FACT!: system up to date
FACT!: firewall and Selinux on
FACT!: only open ports https, http & ssh
FACT!: no SELinux alerts
FACT!: to copy files from a user account to /var/www/html/* one must have elevated access or more than just user permissions
“The only consolation you have is you're in the presence of new as well as seasoned Linux users” ~unSpawn
For some one who does not like games, you seem to be promoting it by basing your opinion with out “cold hard facts” of the situation. I realize your upset that the evidence was destroyed and no further research can be done ( “unfortunately I will not be able to "test" or "look" at that systems log files anymore. Sorry for that.” ~W@M). However my situation was not one of “users who all fell for the "let's wipe everything and hope it'll be cool anyway" reflex.”~unSpawn, it was my only dev box (second mistake) and I was under a deadline to produce the pages that kept getting reverted. @55uming the worst of a compromised system I understand most compromised systems result in wiping the box. True usually after review of evidence. 30 minutes up and running again vs 3 days with no answers, yes I will destroy the evidence for that kind turn around.
I expecte seasoned Linux users would have some input on what to look for in the future or suggestions on what files to look at or something other than the useless comment you made that does not even reflect any form of moderation!
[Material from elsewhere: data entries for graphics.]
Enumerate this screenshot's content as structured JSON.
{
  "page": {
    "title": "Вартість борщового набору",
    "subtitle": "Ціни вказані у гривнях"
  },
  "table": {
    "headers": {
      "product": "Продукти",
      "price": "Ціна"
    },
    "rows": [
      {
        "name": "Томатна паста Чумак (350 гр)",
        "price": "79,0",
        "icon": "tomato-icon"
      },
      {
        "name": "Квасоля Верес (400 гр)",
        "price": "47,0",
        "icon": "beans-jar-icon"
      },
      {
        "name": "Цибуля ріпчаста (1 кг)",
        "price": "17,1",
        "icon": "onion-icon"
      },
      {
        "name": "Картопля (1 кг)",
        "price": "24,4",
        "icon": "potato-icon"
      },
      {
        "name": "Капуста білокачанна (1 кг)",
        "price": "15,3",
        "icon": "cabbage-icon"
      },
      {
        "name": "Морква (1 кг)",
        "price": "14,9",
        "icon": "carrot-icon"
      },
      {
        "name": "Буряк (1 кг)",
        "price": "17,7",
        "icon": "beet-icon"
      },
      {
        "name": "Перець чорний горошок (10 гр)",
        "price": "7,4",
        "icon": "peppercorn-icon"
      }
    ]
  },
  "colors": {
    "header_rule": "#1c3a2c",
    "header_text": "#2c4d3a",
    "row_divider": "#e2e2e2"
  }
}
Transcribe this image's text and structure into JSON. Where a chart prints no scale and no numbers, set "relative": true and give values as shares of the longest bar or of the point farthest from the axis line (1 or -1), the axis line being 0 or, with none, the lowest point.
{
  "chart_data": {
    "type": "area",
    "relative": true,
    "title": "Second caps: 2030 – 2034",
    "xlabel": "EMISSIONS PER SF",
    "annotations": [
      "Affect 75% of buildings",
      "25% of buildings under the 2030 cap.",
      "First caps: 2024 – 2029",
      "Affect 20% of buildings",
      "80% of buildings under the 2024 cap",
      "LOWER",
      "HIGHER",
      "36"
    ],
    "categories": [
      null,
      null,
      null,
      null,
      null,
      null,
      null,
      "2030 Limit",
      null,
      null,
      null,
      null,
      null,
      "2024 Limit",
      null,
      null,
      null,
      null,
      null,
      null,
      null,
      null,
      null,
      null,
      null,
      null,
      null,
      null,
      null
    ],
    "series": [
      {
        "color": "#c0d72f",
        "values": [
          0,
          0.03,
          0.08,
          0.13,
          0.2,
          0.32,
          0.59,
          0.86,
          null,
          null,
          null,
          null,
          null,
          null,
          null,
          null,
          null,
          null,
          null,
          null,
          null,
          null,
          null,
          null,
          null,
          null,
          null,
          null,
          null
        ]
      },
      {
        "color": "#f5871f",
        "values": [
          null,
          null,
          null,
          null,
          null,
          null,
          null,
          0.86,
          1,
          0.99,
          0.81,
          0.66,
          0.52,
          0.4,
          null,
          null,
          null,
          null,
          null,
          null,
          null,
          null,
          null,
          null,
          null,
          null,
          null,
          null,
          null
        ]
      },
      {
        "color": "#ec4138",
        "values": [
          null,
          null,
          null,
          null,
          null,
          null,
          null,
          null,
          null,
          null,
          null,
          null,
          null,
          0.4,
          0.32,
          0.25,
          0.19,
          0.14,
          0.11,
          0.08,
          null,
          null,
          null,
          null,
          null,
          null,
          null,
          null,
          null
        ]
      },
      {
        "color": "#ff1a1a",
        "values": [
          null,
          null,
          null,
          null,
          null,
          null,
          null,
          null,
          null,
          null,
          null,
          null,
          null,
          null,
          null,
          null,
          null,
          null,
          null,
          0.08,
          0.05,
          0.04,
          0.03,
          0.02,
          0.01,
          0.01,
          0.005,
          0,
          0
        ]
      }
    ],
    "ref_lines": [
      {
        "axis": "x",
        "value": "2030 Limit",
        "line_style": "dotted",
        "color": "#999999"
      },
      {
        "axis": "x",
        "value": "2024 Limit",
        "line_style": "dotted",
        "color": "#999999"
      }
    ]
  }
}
“Now some members may be in for the thrill guessing games and wild speculation bring”~unSpawn
I am not here for a guessing game. Yeah, okay I could have rephrased my questions. So, let me do that now.
“Did they get in my system and I just don't know it? “
How can you tell if some one is maintaining access to your box without a current active connection?
“Were they the ones who changed my files? “
How can you tell if a user account has changed a file if you do not recall the dates of creation or modification?
“User1 & user2 did not have failed ssh attempts so were the failed entries deleted or did they not even try them since there was no lastb entry for them? “
If a cracker found an active user account and is trying to use it for access would it show in the btmp log as a failed attempt?
If that failed attempt log was deleted wouldn't that mean they have access so that they could alter the log?
“What else could have caused the files to be reverted to the originals?”
Does ssh have caching? Could it have not saved the changes to the two files I worked on last?
FACT! Not Mentioned earlier: Only the last two files worked on were reverted to the original. All other files keep updated changes.
“It's my belief that if they are trying to ssh in and keep failing to guess the right user account and password combo then in theory they did not get in. Would that be correct?”
How can you tell if a cracker used a valid user account to gain access to your system?